TADELAKT

El Tadelakt es mucho más que un revestimiento; es un viaje a la tradición de los palacios y baños de Marruecos. En Valyesa entendemos que una técnica tan ancestral requiere manos expertas que respeten sus tiempos y su alquimia.

Por eso, para este acabado, trabajamos en estrecha colaboración con los maestros artesanos de Caland. Juntos, rechazamos los morteros prefabricados modernos para recuperar el saber hacer tradicional, entendiendo cómo reacciona cada material para crear superficies impermeables, continuas y de una belleza conmovedora.

¿Qué es el Tadelakt?

Técnicamente, el Tadelakt es un estuco de cal liso, conocido por su capacidad para resistir el agua y su acabado de brillo moderado y natural. Su nombre proviene del verbo «dallek» (masajear o amasar), lo cual define su esencia: no solo se aplica, se «mima».

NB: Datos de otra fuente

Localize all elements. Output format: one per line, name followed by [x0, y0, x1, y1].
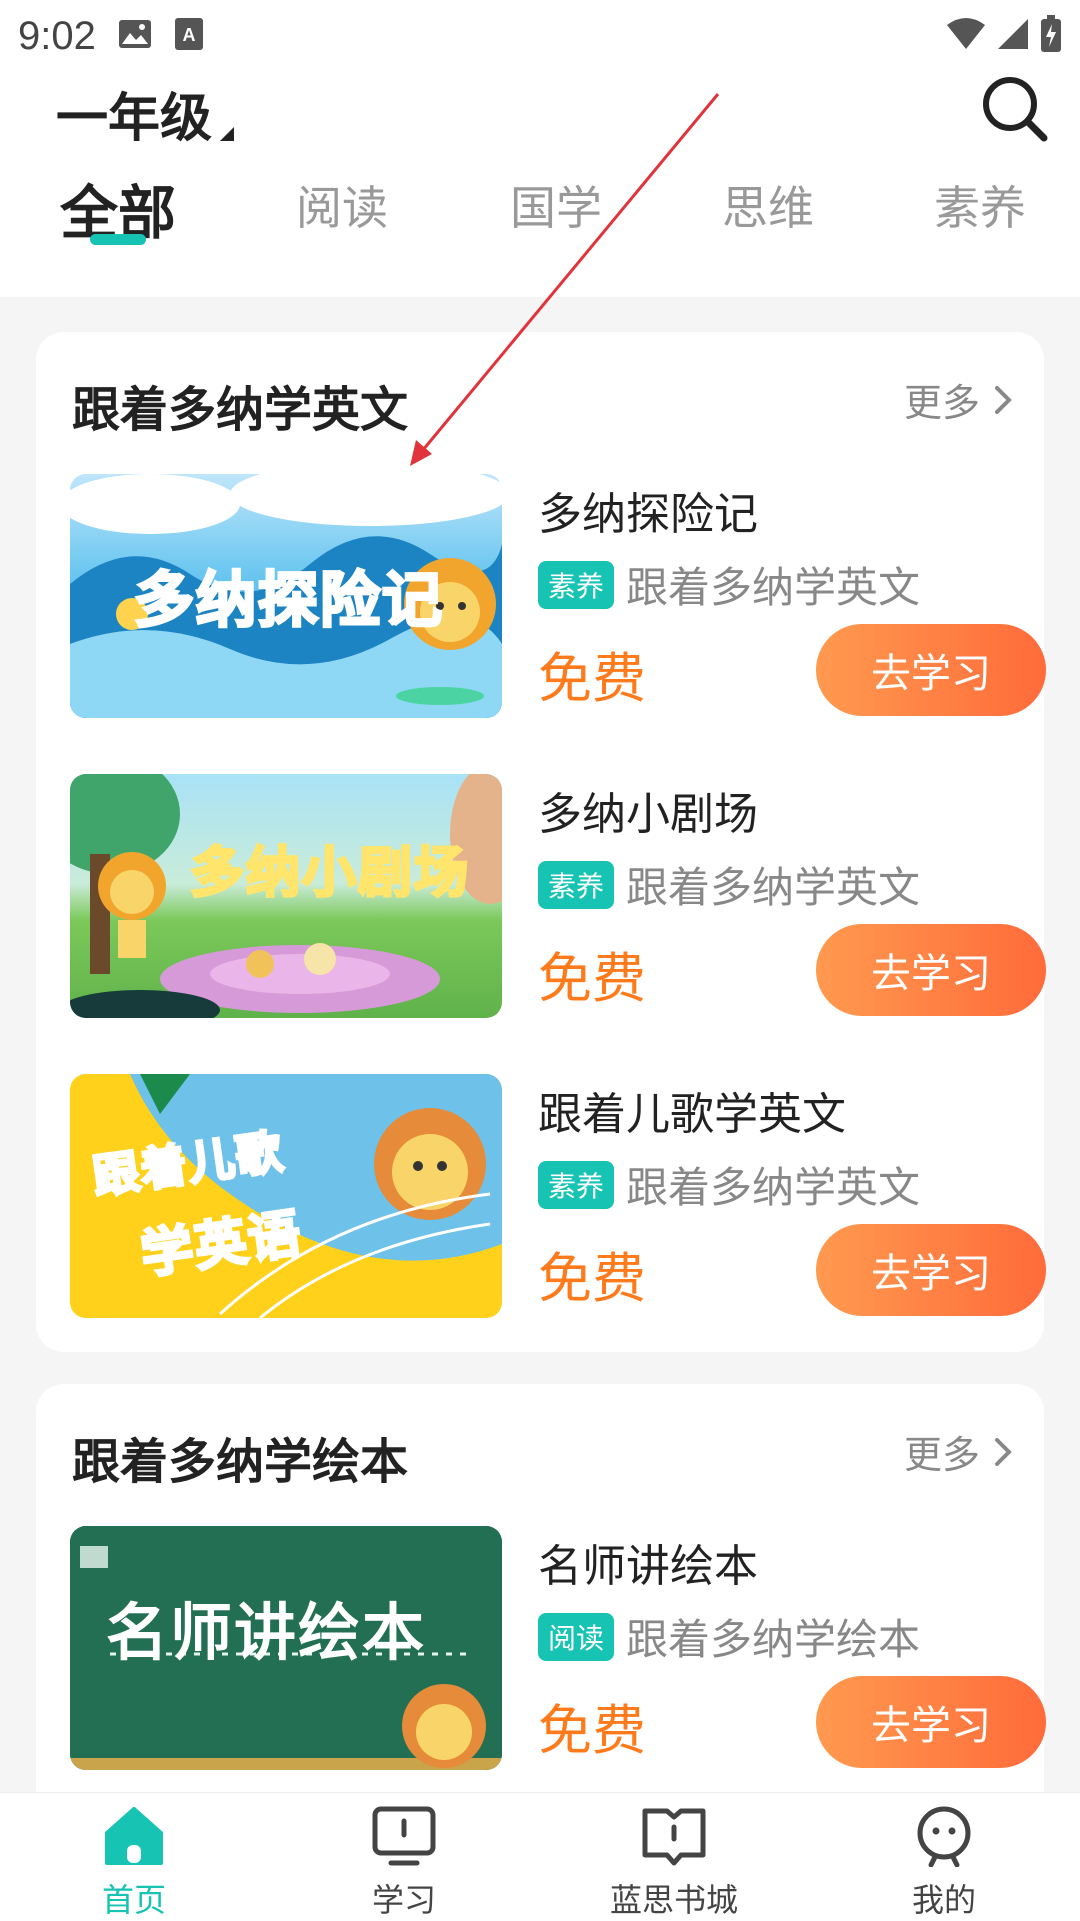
- course-title: 多纳小剧场: [538, 789, 758, 840]
- section-card-picture-books: 跟着多纳学绘本 更多 名师讲绘本 名师讲绘本 阅读 跟着多纳学绘本 免费 去学习: [36, 1384, 1046, 1792]
- status-bar: 9:02 A: [0, 0, 1080, 72]
- category-tabs: 全部 阅读 国学 思维 素养: [0, 172, 1080, 282]
- more-link[interactable]: 更多: [904, 1424, 1012, 1479]
- course-price: 免费: [538, 1699, 646, 1762]
- chevron-right-icon: [995, 1437, 1012, 1466]
- tab-guoxue[interactable]: 国学: [510, 172, 602, 238]
- go-learn-button[interactable]: 去学习: [816, 924, 1046, 1016]
- course-price: 免费: [538, 947, 646, 1010]
- course-meta: 素养 跟着多纳学英文: [538, 1154, 920, 1215]
- course-item[interactable]: 名师讲绘本 名师讲绘本 阅读 跟着多纳学绘本 免费 去学习: [70, 1526, 1046, 1770]
- category-tag: 素养: [538, 860, 615, 909]
- more-label: 更多: [903, 381, 980, 425]
- course-title: 名师讲绘本: [538, 1541, 758, 1592]
- svg-text:A: A: [182, 25, 195, 45]
- dropdown-triangle-icon: [220, 127, 235, 141]
- course-meta: 阅读 跟着多纳学绘本: [538, 1606, 920, 1667]
- nav-learn[interactable]: 学习: [324, 1793, 484, 1921]
- header: 一年级 全部 阅读 国学 思维 素养: [0, 72, 1080, 297]
- course-price: 免费: [538, 1247, 646, 1310]
- more-label: 更多: [903, 1433, 980, 1477]
- course-series: 跟着多纳学绘本: [626, 1615, 921, 1664]
- grade-label: 一年级: [56, 89, 213, 149]
- category-tag: 素养: [538, 1160, 615, 1209]
- chevron-right-icon: [995, 385, 1012, 414]
- accessibility-notification-icon: A: [174, 17, 204, 55]
- course-thumbnail[interactable]: 名师讲绘本: [70, 1526, 502, 1770]
- go-learn-button[interactable]: 去学习: [816, 1676, 1046, 1768]
- nav-bookstore[interactable]: 蓝思书城: [594, 1793, 754, 1921]
- home-icon: [105, 1807, 163, 1865]
- course-title: 跟着儿歌学英文: [538, 1089, 846, 1140]
- nav-label: 学习: [371, 1881, 436, 1919]
- go-learn-button[interactable]: 去学习: [816, 1224, 1046, 1316]
- profile-icon: [917, 1806, 971, 1867]
- status-time: 9:02: [18, 13, 96, 58]
- course-item[interactable]: 跟着儿歌 学英语 跟着儿歌学英文 素养 跟着多纳学英文 免费 去学习: [70, 1074, 1046, 1318]
- nav-label: 我的: [911, 1881, 976, 1919]
- nav-label: 首页: [101, 1881, 166, 1919]
- monitor-icon: [372, 1806, 436, 1866]
- category-tag: 阅读: [538, 1612, 615, 1661]
- book-icon: [642, 1808, 706, 1866]
- course-series: 跟着多纳学英文: [626, 863, 921, 912]
- course-item[interactable]: 多纳小剧场 多纳小剧场 素养 跟着多纳学英文 免费 去学习: [70, 774, 1046, 1018]
- tab-reading[interactable]: 阅读: [296, 172, 388, 238]
- category-tag: 素养: [538, 560, 615, 609]
- go-learn-button[interactable]: 去学习: [816, 624, 1046, 716]
- search-icon: [983, 77, 1048, 142]
- course-meta: 素养 跟着多纳学英文: [538, 854, 920, 915]
- wifi-icon: [946, 17, 986, 55]
- tab-thinking[interactable]: 思维: [722, 172, 814, 238]
- course-price: 免费: [538, 647, 646, 710]
- image-notification-icon: [118, 19, 152, 53]
- course-thumbnail[interactable]: 多纳探险记: [70, 474, 502, 718]
- course-title: 多纳探险记: [538, 489, 758, 540]
- course-meta: 素养 跟着多纳学英文: [538, 554, 920, 615]
- section-title: 跟着多纳学英文: [72, 382, 409, 438]
- course-series: 跟着多纳学英文: [626, 1163, 921, 1212]
- more-link[interactable]: 更多: [904, 372, 1012, 427]
- nav-profile[interactable]: 我的: [864, 1793, 1024, 1921]
- section-card-english: 跟着多纳学英文 更多 多纳探险记 多纳探险记 素养 跟着多纳学英文 免费 去学习…: [36, 332, 1046, 1352]
- bottom-nav: 首页 学习 蓝思书城 我的: [0, 1792, 1080, 1921]
- grade-selector[interactable]: 一年级: [56, 76, 235, 151]
- thumbnail-caption: 多纳探险记: [133, 565, 444, 638]
- search-button[interactable]: [978, 72, 1054, 148]
- course-thumbnail[interactable]: 多纳小剧场: [70, 774, 502, 1018]
- signal-icon: [996, 17, 1030, 55]
- thumbnail-caption: 名师讲绘本: [106, 1596, 427, 1669]
- course-thumbnail[interactable]: 跟着儿歌 学英语: [70, 1074, 502, 1318]
- active-tab-indicator: [90, 234, 146, 245]
- section-title: 跟着多纳学绘本: [72, 1434, 409, 1490]
- course-item[interactable]: 多纳探险记 多纳探险记 素养 跟着多纳学英文 免费 去学习: [70, 474, 1046, 718]
- course-series: 跟着多纳学英文: [626, 563, 921, 612]
- nav-home[interactable]: 首页: [54, 1793, 214, 1921]
- thumbnail-caption: 多纳小剧场: [189, 840, 470, 906]
- battery-charging-icon: [1040, 15, 1062, 57]
- tab-literacy[interactable]: 素养: [934, 172, 1026, 238]
- nav-label: 蓝思书城: [609, 1881, 738, 1919]
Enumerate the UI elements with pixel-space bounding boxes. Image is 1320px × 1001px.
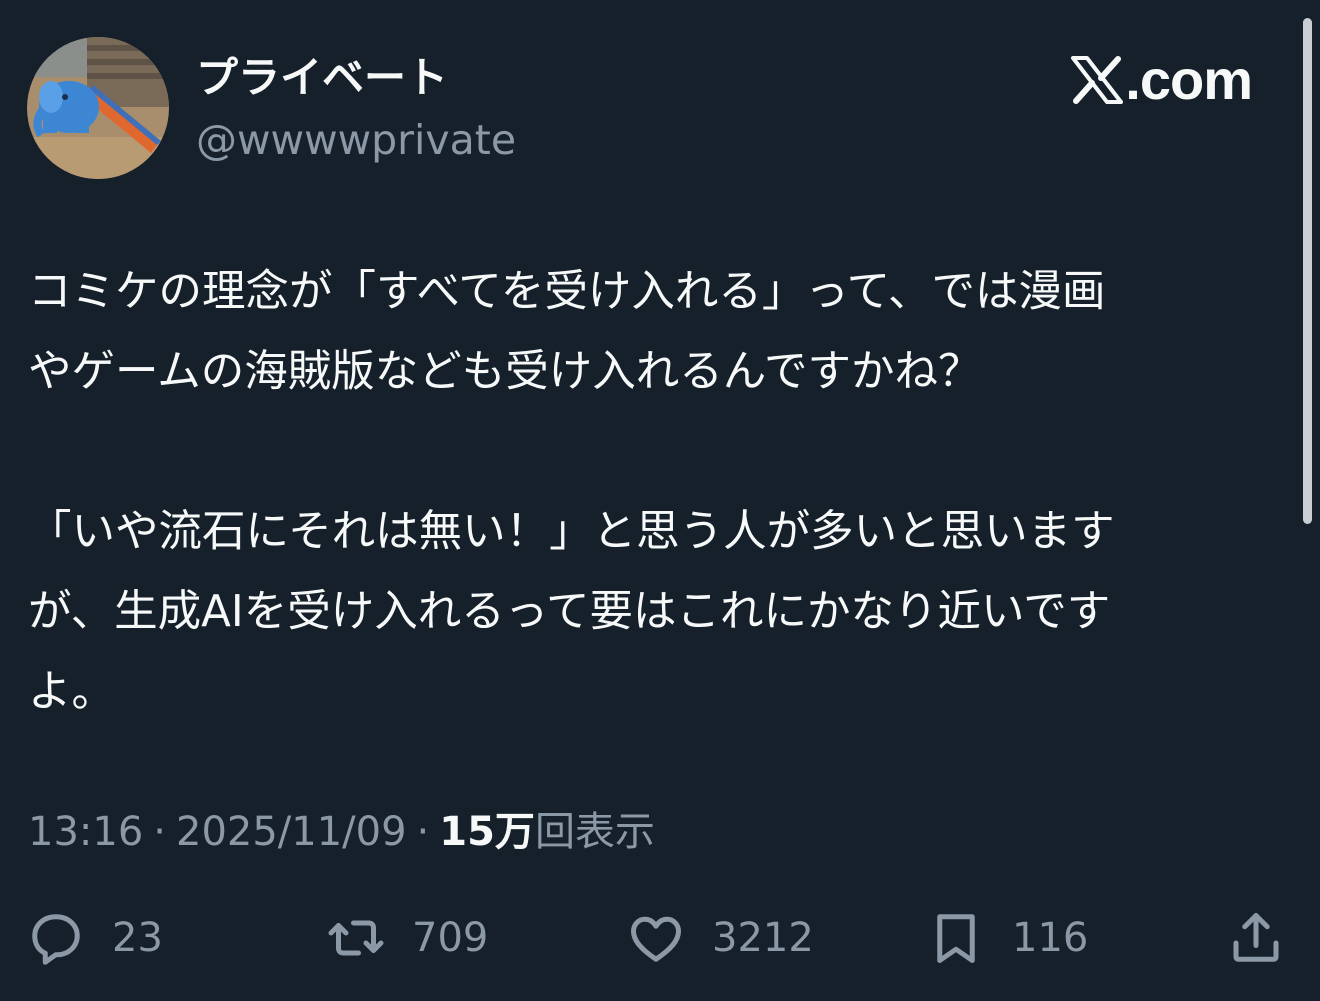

El secreto de su belleza y resistencia reside en su etapa final: la superficie se satura con jabón negro y se bruñe (pule) meticulosamente con una piedra de río. Esta reacción química crea una superficie hidrófoba, dura y suave como la seda, ideal para crear espacios de relajación tipo Hamam en tu propio hogar.

Impermeabilidad Natural

Sin Juntas ni Uniones

Tacto «Piel de Melocotón»

Brillo Orgánico y Profundo

La alquimia del Tadelakt: Técnica y Tradición

Bruñido a mano con piedra
La magia del Tadelakt reside en la herramienta: una piedra de río semipreciosa, pulida y dura. Nuestros artesanos frotan circularmente cada centímetro de la pared cuando la cal comienza a endurecer. Este proceso mecánico cierra el poro y compacta el material, otorgándole esa dureza pétrea característica.
Alquimia sin prefabricados
Siguiendo la filosofía de Cal y Barro, no utilizamos mezclas industriales. Usamos cal de Marrakech o cales aéreas seleccionadas y pigmentos naturales. La impermeabilización se logra mediante la reacción química natural entre la cal y el jabón negro de oliva (reacción de saponificación), sin barnices sintéticos que ahoguen la pared.
Ideal para zonas húmedas (y secas)
Aunque es el rey de los baños, duchas y encimeras por su resistencia al agua, su estética cálida lo hace perfecto también para cabeceros o salones. Al igual que el Trabadillo, envejece con nobleza. Su mantenimiento requiere evitar anticales agresivos; basta con agua y jabón neutro para nutrir su brillo natural.